Klasztor Hieronimitów (Jeronimos) to perełka stylu manuelińskiego oraz jedno z najpiękniejszych miejsc w Lizbonie.
Jednym z głównych i robiących największe wrażenie zabytków w Lizbonie jest przepiękny klasztor Hieronimitów w Belem. Budowa rozpoczęta w 1501 roku przez króla Manuela I Szczęśliwego i finansowana z bogactw napływających do Portugalii z jej zamorskich posiadłości, monaster ten pozostaje jednym z cudowniejszych przykładów stylu manuelińskiego w architekturze.
Klasztor zajmowany był przez zakon Hieronimitów który działał przede wszystkim na terenie Hiszpanii i Portugalii.

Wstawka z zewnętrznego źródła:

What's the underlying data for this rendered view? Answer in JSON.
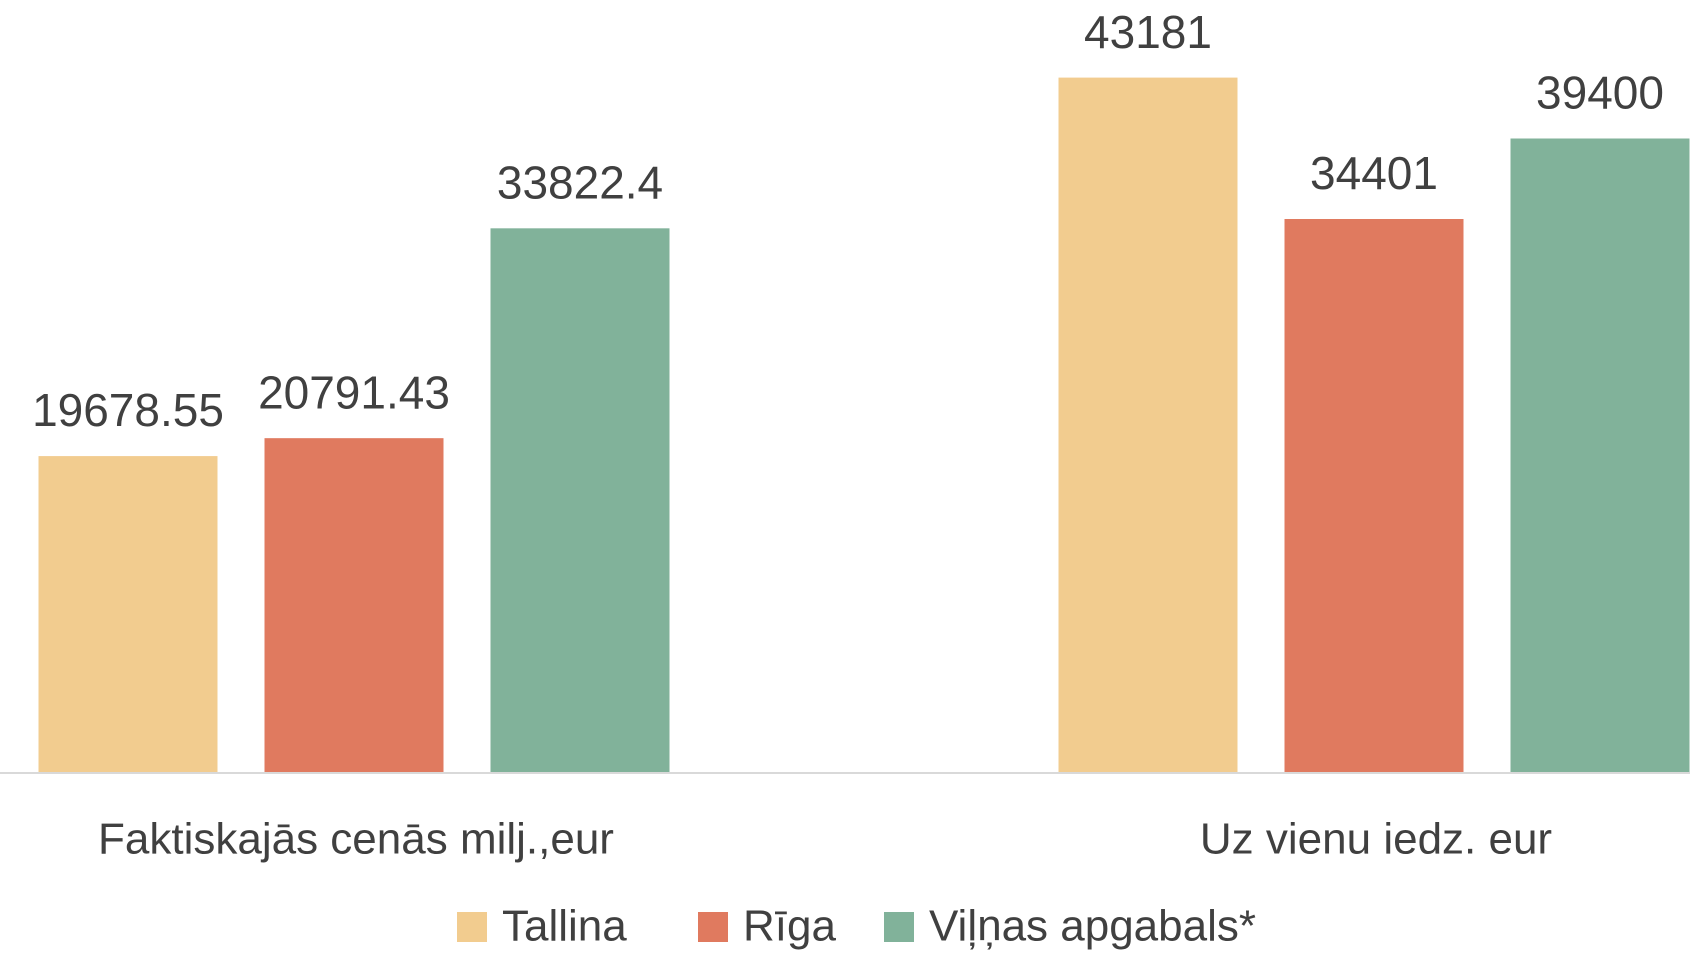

W 1833 roku zgromadzenia kościelne zostały jednak w Portugalii zakazane a piękny budynek – opuszczony. Aktualnie w kościele świętej Marii znajdującym się w tym samym budynku odbywają się msze, ale Jeronimos jest przeznaczony tylko dla turystów.

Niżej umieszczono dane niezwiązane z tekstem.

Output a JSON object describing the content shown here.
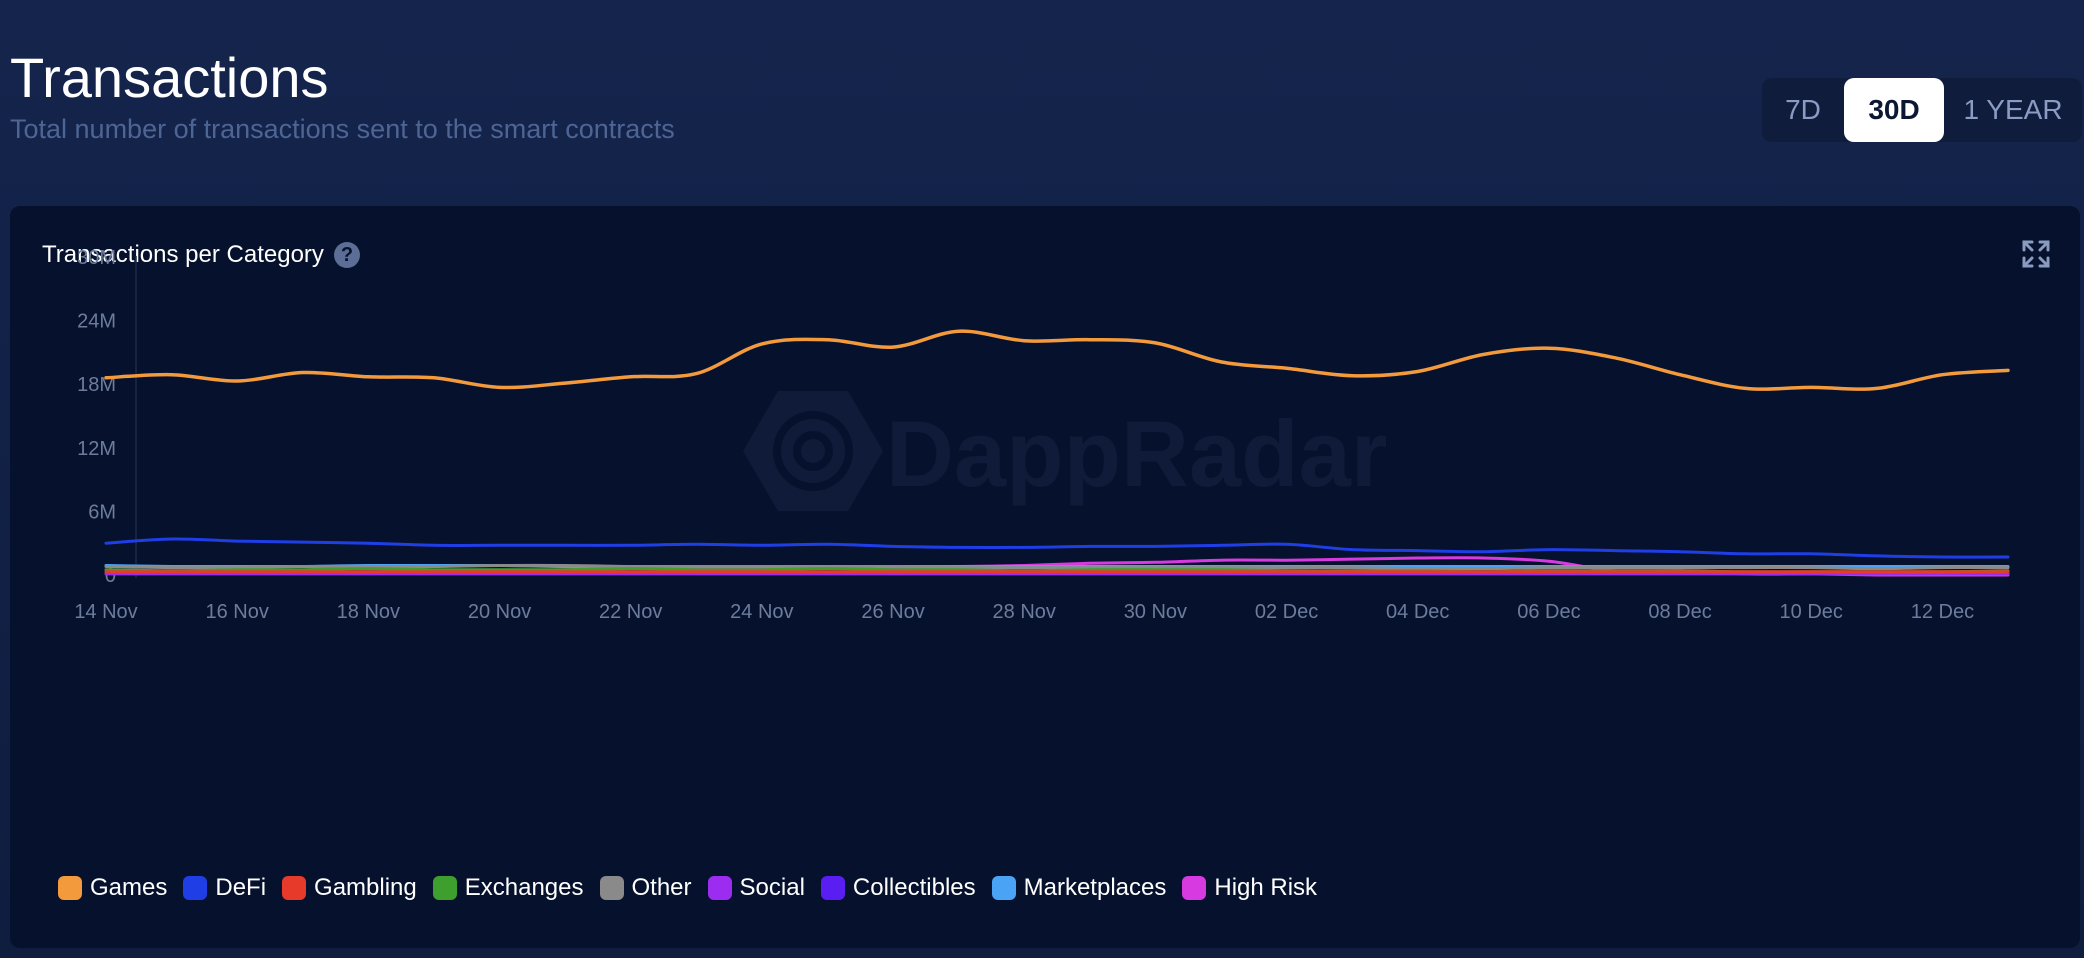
{
  "header": {
    "title": "Transactions",
    "subtitle": "Total number of transactions sent to the smart contracts"
  },
  "range_toggle": {
    "options": [
      "7D",
      "30D",
      "1 YEAR"
    ],
    "selected": "30D"
  },
  "card": {
    "title": "Transactions per Category",
    "help_icon": "question-circle-icon",
    "expand_icon": "expand-arrows-icon",
    "watermark": "DappRadar"
  },
  "colors": {
    "background": "#14244c",
    "card": "#06112d",
    "accent_selected": "#ffffff"
  },
  "chart_data": {
    "type": "line",
    "title": "Transactions per Category",
    "xlabel": "",
    "ylabel": "",
    "ylim": [
      0,
      30000000
    ],
    "y_ticks": [
      0,
      6000000,
      12000000,
      18000000,
      24000000,
      30000000
    ],
    "y_tick_labels": [
      "0",
      "6M",
      "12M",
      "18M",
      "24M",
      "30M"
    ],
    "x_tick_labels": [
      "14 Nov",
      "16 Nov",
      "18 Nov",
      "20 Nov",
      "22 Nov",
      "24 Nov",
      "26 Nov",
      "28 Nov",
      "30 Nov",
      "02 Dec",
      "04 Dec",
      "06 Dec",
      "08 Dec",
      "10 Dec",
      "12 Dec"
    ],
    "x": [
      "14 Nov",
      "15 Nov",
      "16 Nov",
      "17 Nov",
      "18 Nov",
      "19 Nov",
      "20 Nov",
      "21 Nov",
      "22 Nov",
      "23 Nov",
      "24 Nov",
      "25 Nov",
      "26 Nov",
      "27 Nov",
      "28 Nov",
      "29 Nov",
      "30 Nov",
      "01 Dec",
      "02 Dec",
      "03 Dec",
      "04 Dec",
      "05 Dec",
      "06 Dec",
      "07 Dec",
      "08 Dec",
      "09 Dec",
      "10 Dec",
      "11 Dec",
      "12 Dec",
      "13 Dec"
    ],
    "grid": false,
    "legend_position": "bottom-left",
    "series": [
      {
        "name": "Games",
        "color": "#f39a3c",
        "values": [
          18.6,
          18.9,
          18.3,
          19.1,
          18.7,
          18.6,
          17.7,
          18.1,
          18.7,
          19.0,
          21.8,
          22.2,
          21.5,
          23.0,
          22.1,
          22.2,
          21.9,
          20.1,
          19.5,
          18.8,
          19.2,
          20.8,
          21.4,
          20.5,
          18.9,
          17.6,
          17.7,
          17.6,
          18.9,
          19.3
        ]
      },
      {
        "name": "DeFi",
        "color": "#1f3ee6",
        "values": [
          3.0,
          3.4,
          3.2,
          3.1,
          3.0,
          2.8,
          2.8,
          2.8,
          2.8,
          2.9,
          2.8,
          2.9,
          2.7,
          2.6,
          2.6,
          2.7,
          2.7,
          2.8,
          2.9,
          2.4,
          2.3,
          2.2,
          2.4,
          2.3,
          2.2,
          2.0,
          2.0,
          1.8,
          1.7,
          1.7
        ]
      },
      {
        "name": "Gambling",
        "color": "#e83a2a",
        "values": [
          0.3,
          0.3,
          0.3,
          0.3,
          0.3,
          0.3,
          0.3,
          0.3,
          0.3,
          0.3,
          0.3,
          0.3,
          0.3,
          0.3,
          0.3,
          0.3,
          0.3,
          0.3,
          0.3,
          0.3,
          0.3,
          0.3,
          0.3,
          0.3,
          0.3,
          0.3,
          0.3,
          0.3,
          0.3,
          0.3
        ]
      },
      {
        "name": "Exchanges",
        "color": "#3f9f2e",
        "values": [
          0.5,
          0.4,
          0.5,
          0.5,
          0.6,
          0.5,
          0.5,
          0.5,
          0.6,
          0.5,
          0.5,
          0.6,
          0.5,
          0.5,
          0.4,
          0.5,
          0.5,
          0.5,
          0.4,
          0.4,
          0.4,
          0.3,
          0.4,
          0.4,
          0.4,
          0.3,
          0.3,
          0.3,
          0.3,
          0.4
        ]
      },
      {
        "name": "Other",
        "color": "#8a8a8a",
        "values": [
          0.8,
          0.7,
          0.7,
          0.8,
          0.8,
          0.8,
          0.9,
          0.9,
          0.8,
          0.8,
          0.8,
          0.8,
          0.8,
          0.7,
          0.7,
          0.7,
          0.7,
          0.7,
          0.7,
          0.7,
          0.6,
          0.6,
          0.7,
          0.7,
          0.7,
          0.7,
          0.7,
          0.6,
          0.7,
          0.7
        ]
      },
      {
        "name": "Social",
        "color": "#9b2cf0",
        "values": [
          0.1,
          0.1,
          0.1,
          0.1,
          0.1,
          0.1,
          0.1,
          0.1,
          0.1,
          0.1,
          0.1,
          0.1,
          0.1,
          0.1,
          0.1,
          0.1,
          0.1,
          0.1,
          0.1,
          0.1,
          0.1,
          0.1,
          0.1,
          0.1,
          0.1,
          0.1,
          0.1,
          0.1,
          0.1,
          0.1
        ]
      },
      {
        "name": "Collectibles",
        "color": "#5a1ef2",
        "values": [
          0.2,
          0.2,
          0.2,
          0.2,
          0.2,
          0.2,
          0.2,
          0.2,
          0.2,
          0.2,
          0.2,
          0.2,
          0.2,
          0.2,
          0.2,
          0.2,
          0.2,
          0.2,
          0.2,
          0.2,
          0.2,
          0.2,
          0.2,
          0.2,
          0.2,
          0.2,
          0.2,
          0.2,
          0.2,
          0.2
        ]
      },
      {
        "name": "Marketplaces",
        "color": "#4aa3f5",
        "values": [
          0.9,
          0.8,
          0.8,
          0.8,
          0.9,
          0.9,
          0.9,
          0.8,
          0.8,
          0.8,
          0.8,
          0.8,
          0.8,
          0.8,
          0.8,
          0.8,
          0.8,
          0.8,
          0.8,
          0.8,
          0.8,
          0.8,
          0.8,
          0.8,
          0.8,
          0.8,
          0.8,
          0.8,
          0.8,
          0.8
        ]
      },
      {
        "name": "High Risk",
        "color": "#d63ae0",
        "values": [
          0.2,
          0.2,
          0.2,
          0.2,
          0.3,
          0.4,
          0.4,
          0.5,
          0.6,
          0.6,
          0.7,
          0.7,
          0.7,
          0.8,
          0.9,
          1.1,
          1.2,
          1.4,
          1.4,
          1.5,
          1.6,
          1.6,
          1.3,
          0.4,
          0.4,
          0.1,
          0.1,
          0.0,
          0.0,
          0.0
        ]
      }
    ]
  }
}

Atrakcją klasztoru dwupoziomowy dziedziniec klasztoru, otoczony rzeźbionymi arkadami. W salkach dookoła są również wystawy o historii Portugalii oraz nagrobki Vasco da Gamy i Luisa de Camoes (szczątki są w innych miejscach). Tak naprawdę nie ma nic więcej do zwiedzania ale mimo tego jest to jeden z moich ulubionych zabytków w Lizbonie i miejsce które poleciłabym każdemu. Styl manueliński, będący połączeniem stylu gotyckiego z orientalnymi oraz morskimi zdobieniami, jest tak egzotyczny że samo obserwowanie go jest wielkim przeżyciem. Warto też wejść do kościoła świętej Marii oraz dokładniej pooglądać klasztor z zewnątrz – południowy portal robił na mnie największe wrażenie, mogłabym go oglądać godzinami.
Cena wejścia: 10 euro. Taniej wychodzi gdy kupujemy też wejście do innych atrakcji w Belem.
Dojazd z centrum Lizbony: najlepiej tramwajem numer 15, jadącym przez całe miasto oraz Cais do Sodre. Przystanek „Mosteiro Jeronimos”.